Kahve her ne kadar güne zinde başlamanın simgesi olsa da, fazla tüketildiğinde ciddi sağlık sorunlarına yol açabiliyor. Prof. Dr. Oytun Erbaş’ın açıklamalarına göre, günde birkaç fincanı aşan kahve tüketimi, zamanla bellek bozukluklarına ve hatta Alzheimer riskinde artışa neden olabiliyor. Erbaş, kahvenin içeriğindeki yanmış bileşiklerin uzun vadede akciğer kanserine yol açabileceğini de özellikle vurguluyor.
KAHVE VE SİGARA: ÖLÜMCÜL İKİLİ
Çok sayıda insan için kahve-sigara ikilisi vazgeçilmez olabilir. Ancak bu kombinasyonun sağlığa verdiği zarar düşündüğünüzden çok daha büyük. Erbaş, “Kahveyle birlikte sigara içmek, akciğer kanseri riskini ciddi şekilde artırır. İkisi bir araya geldiğinde tam anlamıyla bir zehir etkisi yaratır” diyerek, bu alışkanlığa karşı net bir uyarıda bulunuyor.
SİYAH ÇAYIN FARK EDİLMEYEN TEHLİKESİ
Prof. Dr.
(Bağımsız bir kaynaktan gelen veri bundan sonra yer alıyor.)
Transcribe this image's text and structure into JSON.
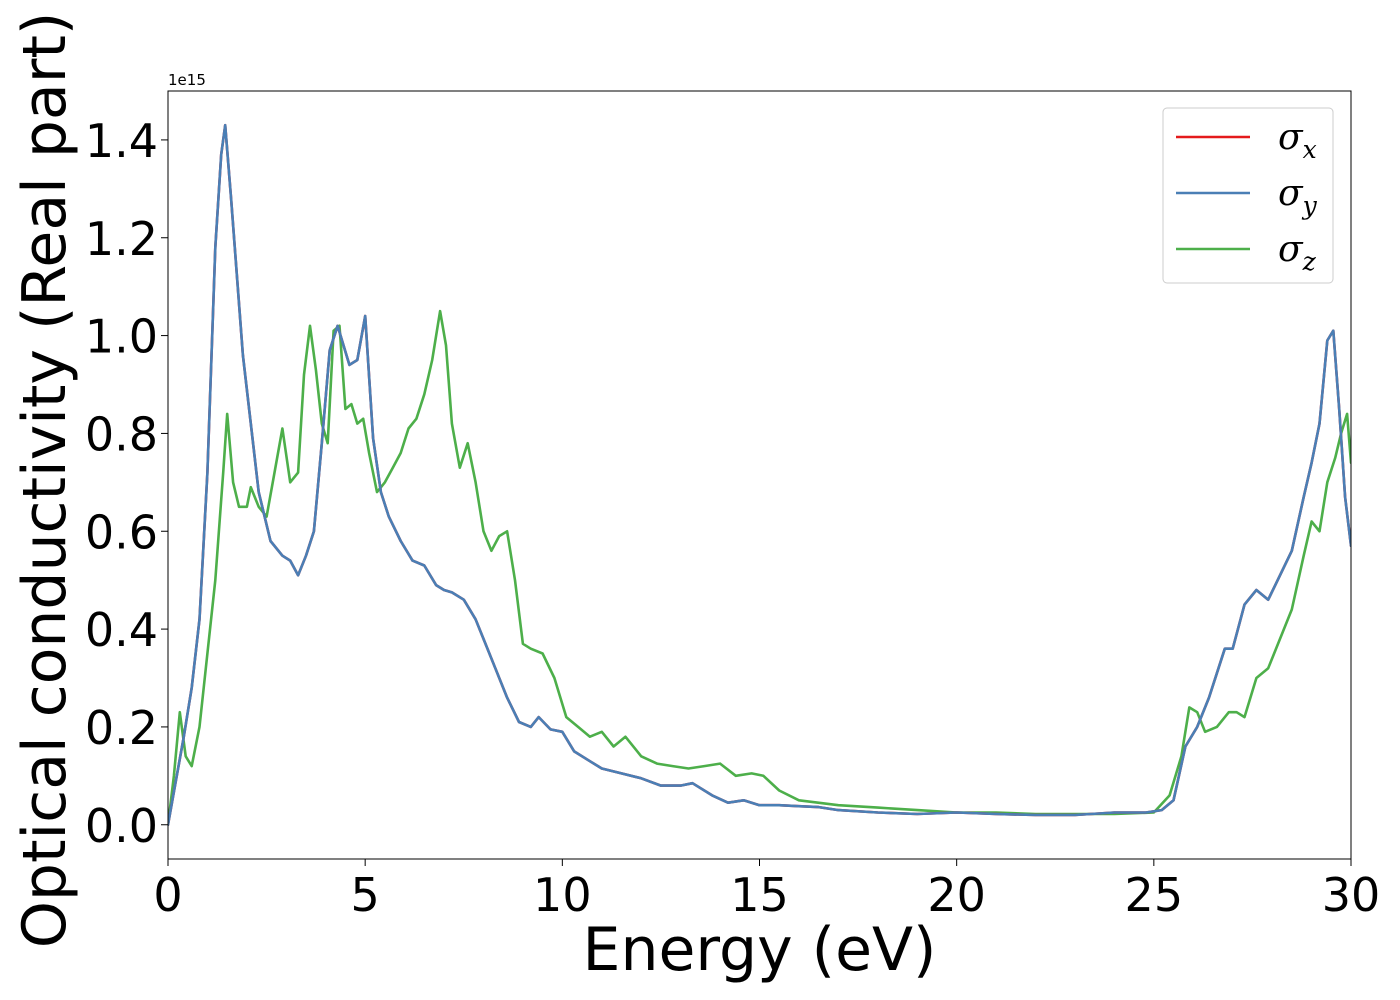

Erbaş’a göre yalnızca kahve değil, fırınlanmış siyah çay da risk taşıyor. Ülkemizde en yaygın tüketilen çay türü olan siyah çay, yüksek sıcaklıklarda işlemden geçtiği için yanmış bileşikler içeriyor. Bu da kahvede olduğu gibi kanser riskini tetikleyebiliyor. Erbaş, ideal tüketim miktarının günde en fazla iki bardak olması gerektiğini söylüyor.

ÇARPINTI, NABIZ VE YAŞAM SÜRESİ ARASINDAKİ BAĞ
Çayın bir başka zararı ise kalp ritmini etkiliyor olması. Çok fazla çay içmek, kalpte taşikardi (çarpıntı) oluşturabiliyor. Bu durum da nabız sayısını yükseltiyor, dolayısıyla yaşam süresini kısaltabiliyor. Erbaş bu konuda şu uyarıyı yapıyor: “Kalbiniz ne kadar hızlı atarsa o kadar erken ölürsünüz. Net bilgi.” Uzun yaşamak isteyenlere tavsiyesi ise basit: “Kalbinizi hep 65-70 arasında tutun.”
YEŞİL ÇAY ALTERNATİF Mİ?
Yeşil çay genellikle daha sağlıklı olarak lanse edilse de, Erbaş bu konuda da uyarıyor. Marketlerde satılan birçok yeşil çayın da fırınlama işleminden geçtiğini hatırlatıyor. Yani yeşil çay tercih edilecekse doğal ve işlenmemiş olanların seçilmesi gerekiyor.